Questions: Martin's Axiom and Extensions of ZFC

5 questions to test your understanding

Score: 0 / 5
Question 1 Multiple Choice

A logician claims that assuming Martin's Axiom settles the Continuum Hypothesis by forcing it to be true. What is wrong with this claim?

AMA is too strong an axiom and actually refutes CH
BMA implies 2^ω = ω₁, which is precisely what CH asserts
CMA is consistent with both CH and ¬CH and therefore cannot determine CH's truth value
DMA applies only to posets of size ℵ₁, making it irrelevant to CH
Question 2 Multiple Choice

The Rasiowa-Sikorski lemma guarantees a filter meeting any countable collection of dense sets for a countable poset. Martin's Axiom extends this to posets satisfying the countable chain condition (ccc). What does the ccc condition actually restrict?

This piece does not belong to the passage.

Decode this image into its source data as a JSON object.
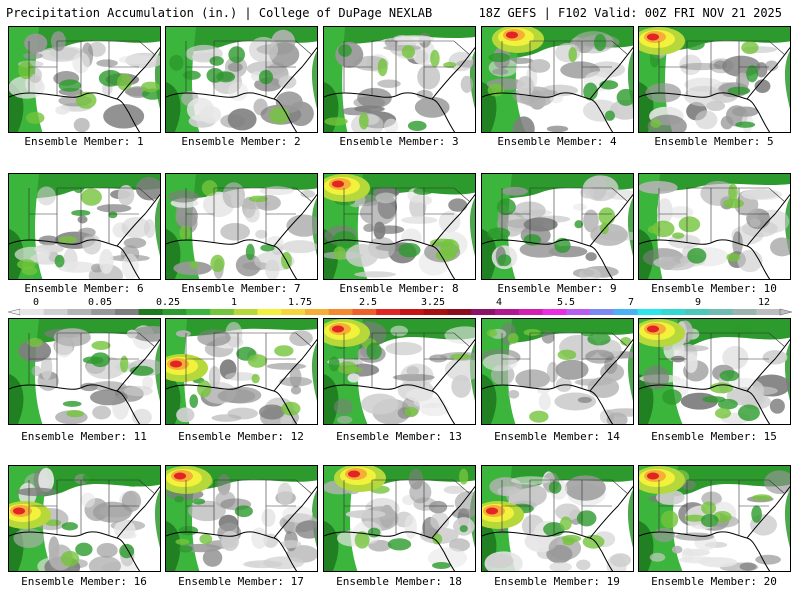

AThe total number of elements in the poset must be at most countable
BThe poset must be linearly ordered, with no branching
CAny antichain — a set of pairwise incompatible elements — must be at most countable
DThe collection of dense sets must not exceed ℵ₁ in size
Question 3 True / False

Martin's Axiom implies that the union of fewer than 𝔠 measure-zero sets is still a set of measure zero.

TTrue
FFalse
Question 4 True / False

If Martin's Axiom holds, then the Continuum Hypothesis is expected to also hold, since MA directly controls how the continuum is structured.

TTrue
FFalse
Question 5 Short Answer

In what sense does Martin's Axiom generalize the Rasiowa-Sikorski lemma, and what structural condition on the poset makes this generalization possible?